In the midst of these uncertainties about dates, parish communities are finding creative ways to offer ongoing support to their disappointed candidates and catechumens.

“That first week after Masses were suspended, we just did a lot of reassuring, letting them know that we’re all in this together, and we’re going to get them to these sacraments that they’ve been preparing and waiting for,” Michelle Tomshack, Director of Evangelization at St. Bede Catholic Church in Virginia, told Crux.

Since those early days of the pandemic, parish communities around the country have deployed communication technologies ranging from email to live video conferencing to ensure that their candidates and catechumens are supported in their extended journeys toward full initiation.

“It’s different, it’s odd, but I actually wouldn’t call it a struggle,” said Tomshack. “Think if this had happened fifty years ago, when we wouldn’t have had all of this technology to reach out to people in these new ways.”

Jon-Erik Gilot, a candidate at St. Michael Parish in West Virginia, said that while he had been “really looking forward to what promised to be a busy Holy Week” and was “definitely bummed about the Easter Vigil,” periodic emails with relevant Scripture readings from one of his RCIA leaders have been a simple but welcome sight during this waiting period.

Katie Mathews, the leader of the RCIA process for Cramer’s group in Dayton, used Zoom to bring her scattered group together for a digital version of their usual meetings, providing a space for them to pray together and share “moments of grace in which they had experienced God’s presence since the last time we met.” That Zoom meeting, explained Cramer, “helped keep me grounded to this situation and to our faith community.”
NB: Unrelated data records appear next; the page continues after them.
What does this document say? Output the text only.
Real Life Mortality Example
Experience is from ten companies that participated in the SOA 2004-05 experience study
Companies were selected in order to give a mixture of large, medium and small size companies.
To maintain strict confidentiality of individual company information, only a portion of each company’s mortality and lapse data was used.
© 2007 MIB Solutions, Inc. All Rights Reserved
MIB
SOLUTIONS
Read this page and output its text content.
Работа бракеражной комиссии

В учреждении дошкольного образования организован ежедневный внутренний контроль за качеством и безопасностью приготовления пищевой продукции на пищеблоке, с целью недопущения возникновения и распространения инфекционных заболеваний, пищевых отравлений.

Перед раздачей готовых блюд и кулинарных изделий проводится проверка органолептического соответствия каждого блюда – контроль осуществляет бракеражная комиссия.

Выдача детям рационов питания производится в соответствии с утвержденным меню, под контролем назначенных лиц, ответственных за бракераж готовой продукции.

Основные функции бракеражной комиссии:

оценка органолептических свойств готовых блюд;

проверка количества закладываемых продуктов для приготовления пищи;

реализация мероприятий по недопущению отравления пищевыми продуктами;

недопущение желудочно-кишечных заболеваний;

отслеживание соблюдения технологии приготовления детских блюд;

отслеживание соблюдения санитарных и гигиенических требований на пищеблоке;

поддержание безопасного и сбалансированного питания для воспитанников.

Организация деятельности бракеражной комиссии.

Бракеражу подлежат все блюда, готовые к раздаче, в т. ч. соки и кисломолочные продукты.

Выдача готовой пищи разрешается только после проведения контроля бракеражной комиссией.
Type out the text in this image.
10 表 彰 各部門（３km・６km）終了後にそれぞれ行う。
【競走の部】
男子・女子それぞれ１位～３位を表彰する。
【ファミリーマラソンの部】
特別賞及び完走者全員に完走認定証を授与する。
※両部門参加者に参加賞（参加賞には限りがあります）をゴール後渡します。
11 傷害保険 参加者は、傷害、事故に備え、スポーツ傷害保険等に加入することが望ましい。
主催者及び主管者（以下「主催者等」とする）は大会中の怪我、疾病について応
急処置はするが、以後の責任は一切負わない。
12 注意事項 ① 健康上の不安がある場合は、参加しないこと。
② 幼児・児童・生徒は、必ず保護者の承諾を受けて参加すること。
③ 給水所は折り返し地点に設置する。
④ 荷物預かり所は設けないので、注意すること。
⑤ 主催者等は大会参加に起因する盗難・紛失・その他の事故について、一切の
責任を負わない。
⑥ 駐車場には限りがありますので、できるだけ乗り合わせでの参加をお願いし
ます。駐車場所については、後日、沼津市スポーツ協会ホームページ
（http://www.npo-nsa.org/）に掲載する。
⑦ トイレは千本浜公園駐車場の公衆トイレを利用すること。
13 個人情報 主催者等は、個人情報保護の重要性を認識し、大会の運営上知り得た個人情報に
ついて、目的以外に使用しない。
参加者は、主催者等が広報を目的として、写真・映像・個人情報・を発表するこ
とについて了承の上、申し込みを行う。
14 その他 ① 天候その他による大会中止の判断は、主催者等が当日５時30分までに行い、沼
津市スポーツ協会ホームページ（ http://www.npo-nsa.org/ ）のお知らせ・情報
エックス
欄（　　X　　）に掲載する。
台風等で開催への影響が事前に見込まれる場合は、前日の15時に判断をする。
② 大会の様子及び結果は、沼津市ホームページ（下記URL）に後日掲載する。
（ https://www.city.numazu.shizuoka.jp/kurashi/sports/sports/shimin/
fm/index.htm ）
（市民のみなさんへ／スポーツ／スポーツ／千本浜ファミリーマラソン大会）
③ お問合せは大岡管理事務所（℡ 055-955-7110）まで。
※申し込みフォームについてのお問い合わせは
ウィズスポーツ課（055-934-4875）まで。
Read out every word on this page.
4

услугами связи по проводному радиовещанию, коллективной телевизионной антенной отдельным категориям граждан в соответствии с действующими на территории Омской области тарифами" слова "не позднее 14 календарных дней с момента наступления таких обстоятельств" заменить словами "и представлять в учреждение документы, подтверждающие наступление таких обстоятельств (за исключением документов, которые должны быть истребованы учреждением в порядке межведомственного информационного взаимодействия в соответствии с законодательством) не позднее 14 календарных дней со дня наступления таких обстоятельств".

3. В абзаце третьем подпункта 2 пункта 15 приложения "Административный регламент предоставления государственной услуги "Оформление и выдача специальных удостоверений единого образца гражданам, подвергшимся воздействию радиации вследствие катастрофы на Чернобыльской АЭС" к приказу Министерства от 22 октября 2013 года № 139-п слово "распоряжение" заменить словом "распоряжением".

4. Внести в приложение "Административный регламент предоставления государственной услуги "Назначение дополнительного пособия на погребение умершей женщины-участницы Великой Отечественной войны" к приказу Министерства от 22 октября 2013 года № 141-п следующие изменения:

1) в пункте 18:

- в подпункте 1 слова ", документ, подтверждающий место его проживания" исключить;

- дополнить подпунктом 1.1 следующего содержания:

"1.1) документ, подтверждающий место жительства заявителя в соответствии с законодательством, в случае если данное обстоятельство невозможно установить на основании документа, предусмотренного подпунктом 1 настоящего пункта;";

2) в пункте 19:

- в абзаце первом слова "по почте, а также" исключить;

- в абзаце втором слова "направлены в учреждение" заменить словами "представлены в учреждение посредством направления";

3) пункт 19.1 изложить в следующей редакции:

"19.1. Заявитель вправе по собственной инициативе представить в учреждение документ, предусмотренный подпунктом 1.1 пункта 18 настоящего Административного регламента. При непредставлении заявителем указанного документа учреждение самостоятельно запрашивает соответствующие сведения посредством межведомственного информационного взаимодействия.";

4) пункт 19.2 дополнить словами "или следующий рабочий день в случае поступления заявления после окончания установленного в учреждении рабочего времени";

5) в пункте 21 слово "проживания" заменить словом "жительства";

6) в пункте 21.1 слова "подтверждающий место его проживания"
At Bellarmine Chapel Parish in Cincinnati, candidates and catechumens have shifted their usual weekly meetings to a virtual format. Their pastor, Jesuit Father Eric Sundrup, told Crux that he has been intentional about invoking the names of the parish’s Elect during each live-streamed Sunday liturgy to keep them at the forefront of parishioners’ minds and in their prayers.

Nick Wagner and Diana Macalintal, codirectors of TeamRCIA, have been using Facebook Live events to share new ideas with RCIA teams in recent weeks. Given this year’s major disruptions to Holy Week for all involved with the RCIA process, Wagner told Crux that they have been encouraging their viewers to adopt domestic church rituals during the Triduum, such as a family foot-washing ceremony on Holy Thursday and an in-home veneration of the Cross on Good Friday.

Boyd, in Orlando, said he believes the inventive responses by those involved with the RCIA process are indicative of a broader willingness among Catholics to practice their faith in new ways and places, which he sees as one encouraging side effect of an otherwise painful coronavirus era.

“The coronavirus did in a weekend what it has taken the Second Vatican Council almost sixty years to try to get Catholics to do, which is get out of their church buildings and talk with people about Jesus,” he said.

“We’re putting into place structures for evangelization that we have to continue to use and develop on the other side of this pandemic,” added Boyd. “We’ve lowered the barrier for people to come into contact with Christ, and we need to continue to make these efforts to go outward, to go beyond.”